Santu Mofokeng se définit comme un chasseur d'ombres. Il traque la spiritualité et le besoin de croyance des Noirs opprimés pendant l'Apartheid dans les trains, églises, lieux de prêche et de prières. Il immortalise un cheval blanc décharné dans une forêt. Ou encore son frère, yeux clos, malade avant de mourir du sida. Grandi à Soweto, Santu Mofokeng commence comme photographe militant à Johannesburg dans les années 1980 pour lutter contre l'Apartheid.
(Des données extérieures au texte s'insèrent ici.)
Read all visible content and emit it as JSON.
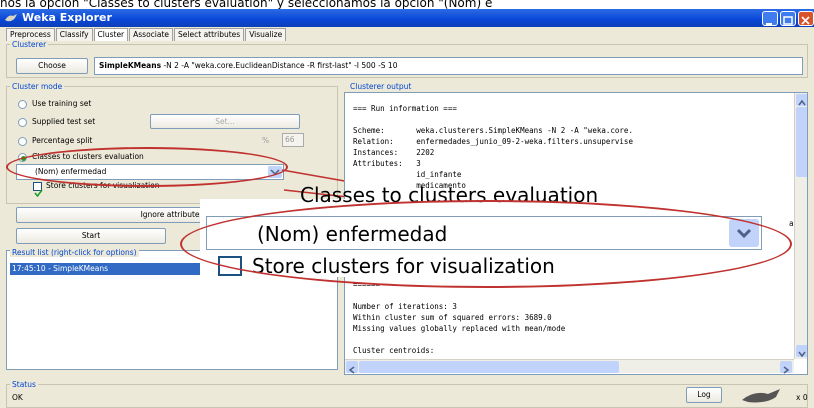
{
  "caption": "nos la opción \"Classes to clusters evaluation\" y seleccionamos la opción \"(Nom) e",
  "window": {
    "title": "Weka Explorer"
  },
  "tabs": [
    "Preprocess",
    "Classify",
    "Cluster",
    "Associate",
    "Select attributes",
    "Visualize"
  ],
  "clusterer": {
    "group_label": "Clusterer",
    "choose_label": "Choose",
    "algorithm": "SimpleKMeans",
    "options": "-N 2 -A \"weka.core.EuclideanDistance -R first-last\" -I 500 -S 10"
  },
  "cluster_mode": {
    "group_label": "Cluster mode",
    "use_training": "Use training set",
    "supplied_test": "Supplied test set",
    "set_label": "Set...",
    "percentage_split": "Percentage split",
    "percent_symbol": "%",
    "percent_value": "66",
    "classes_to_clusters": "Classes to clusters evaluation",
    "selected_attribute": "(Nom) enfermedad",
    "store_clusters": "Store clusters for visualization",
    "selected_mode": "classes_to_clusters"
  },
  "ignore_button": "Ignore attributes",
  "start_button": "Start",
  "result_list": {
    "label": "Result list (right-click for options)",
    "items": [
      "17:45:10 - SimpleKMeans"
    ]
  },
  "output": {
    "label": "Clusterer output",
    "lines_top": [
      "=== Run information ===",
      "",
      "Scheme:       weka.clusterers.SimpleKMeans -N 2 -A \"weka.core.",
      "Relation:     enfermedades_junio_09-2-weka.filters.unsupervise",
      "Instances:    2202",
      "Attributes:   3",
      "              id_infante",
      "              medicamento"
    ],
    "lines_bottom": [
      "======",
      "",
      "Number of iterations: 3",
      "Within cluster sum of squared errors: 3689.0",
      "Missing values globally replaced with mean/mode",
      "",
      "Cluster centroids:"
    ],
    "side_fragment": "a"
  },
  "zoom": {
    "heading": "Classes to clusters evaluation",
    "selected": "(Nom) enfermedad",
    "store": "Store clusters for visualization"
  },
  "status": {
    "label": "Status",
    "text": "OK",
    "log_button": "Log",
    "count": "x 0"
  },
  "colors": {
    "title_bar": "#0a46d6",
    "group_label": "#0046d5",
    "selection": "#316ac5",
    "highlight": "#c0322f",
    "window_bg": "#ece9d8"
  }
}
Mais très vite, il se rend compte qu'il n'est pas fait pour le photojournalisme.
Raconter des histoires
« Je n’ai pas le permis de conduire, donc je n’aurais pas pu être photoreporter et respecter les délais, explique-t-il. Quand j’ai commencé la photographie, j’ai tout de suite pensé en termes de livres. Du coup, la photographie devient un moyen de raconter des histoires. C’est pourquoi j’ai adopté le format de l’essai. Cela autorise toutes les nuances. Quand j’étais jeune, je voulais étudier la philosophie, et j’adore aussi la poésie. La photographie me permet d’exprimer cela, ainsi ma vision du monde. »
La spiritualité
Une vision du monde le plus souvent en noir et blanc. Sur les quelque 200 clichés exposés au Jeu de Paume, seuls quelques uns sont en couleurs : ceux de sa dernière série sur la pollution en Afrique du Sud. A 55 ans, Santu Mofokeng affirme rechercher la vérité, mais une vérité qui peut être ambivalente. « J’incite les gens à penser par eux-mêmes, pas forcément pour changer les choses, raconte-t-il. Si vous regardez les photos que j’ai prises spécialement pour cette exposition sur le thème de l’environnement, cela nous amène à un autre thème qui m’obsède, la spiritualité. Car il y a des gens qui se baignent dans les rivières polluées pour y communier avec les esprits, pour se purifier et à se sentir fort. Or, les écologistes disent qu’ils pourraient bien attraper des graves maladies. Cela illustre bien l’ambivalence des croyances… et de mes photos. »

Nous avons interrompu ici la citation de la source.